Eddie Hawkins, called Hudson Hawk has just been released from ten years of prison and is planning to spend the rest of his life honestly. But then the crazy Mayflower couple blackmail him to steal some of the works of Leonardo da Vinci. If he refuses, they threaten to kill his friend Tommy.

One review

  • There was a time when it was okay to do something this outrageous and already when this movie was in production that time was over. We had already seen Airplane! and Naked Gun, so Hudson Hawk was somehow doomed to fail.

    Willis was of course riding high after his success with the first two “Die Hard” blockbusters, so Joel Silver must have given him total creative control because he must have been absolutely positive that Willis could not fail entirely. You can even see it in the credits where the name Willis is all over the screen. He even gets to sing but not that great, Aiello does better.
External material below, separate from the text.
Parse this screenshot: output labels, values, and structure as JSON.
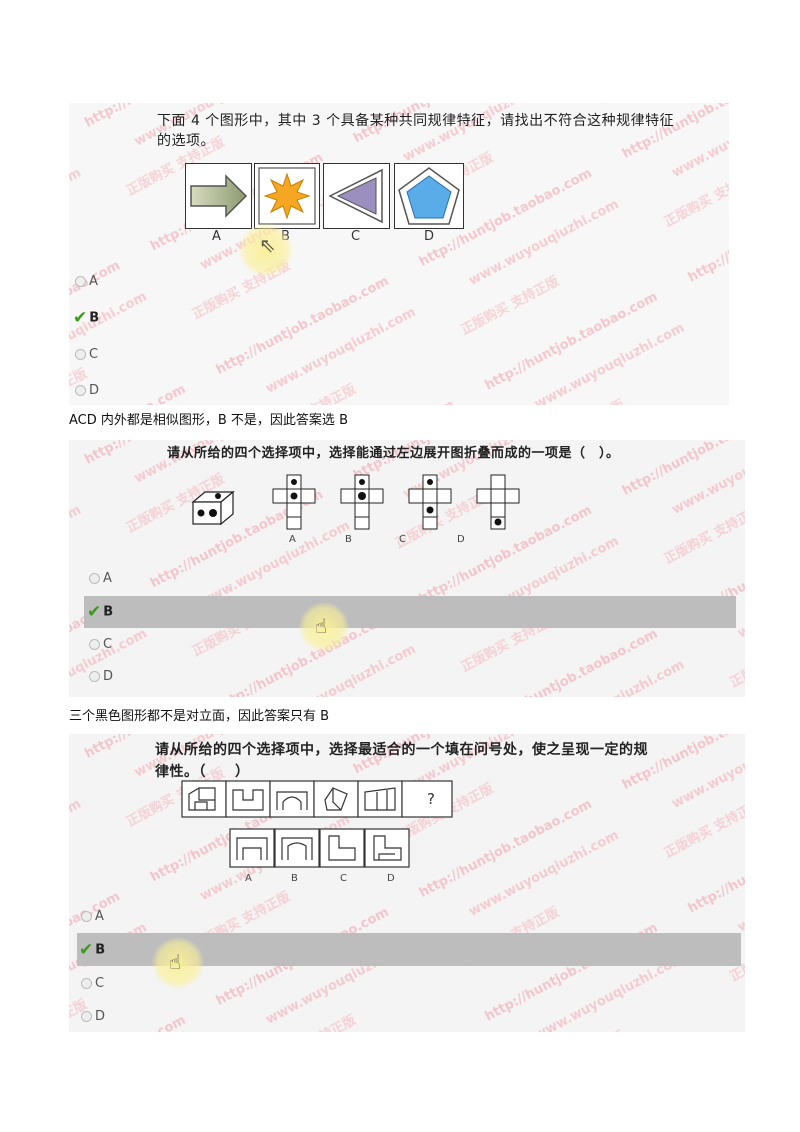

    So, despite the slamming the film got from both critics and audiences this is absolutely worth seeing because of the almost insane energy that drives the whole show. Willis is determined to bang you over the head with every possible joke and it is not kiddy jokes that are most frequent here. The writing is excessively incoherent and some of the scenes look like they were spliced together at random. Maybe this movie was not supposed to be high art but some of the jokes fall flat on their face, especially regarding David Caruso’s non-speaking part as Kit-Kat.

    Andie McDowell does a fairly good job at keeping a straight face through all this but remember, this is definitely not a chick-flick and it is quite possible she would rather forget the whole experience. Then there are Richard E. Grant and Sandra Bernhard and the less said the better. Grant does say his lines without losing all dignity but Bernhard is as shrill as chewing on ice cubes.

    There are many more points that goes both for and against this movie but the thing that puts it a little over the top is the shear guts it took to release it in the first place. Willis is of course still on top and I think that he quickly got over the bomb when Pulp Fiction came out 3 years later.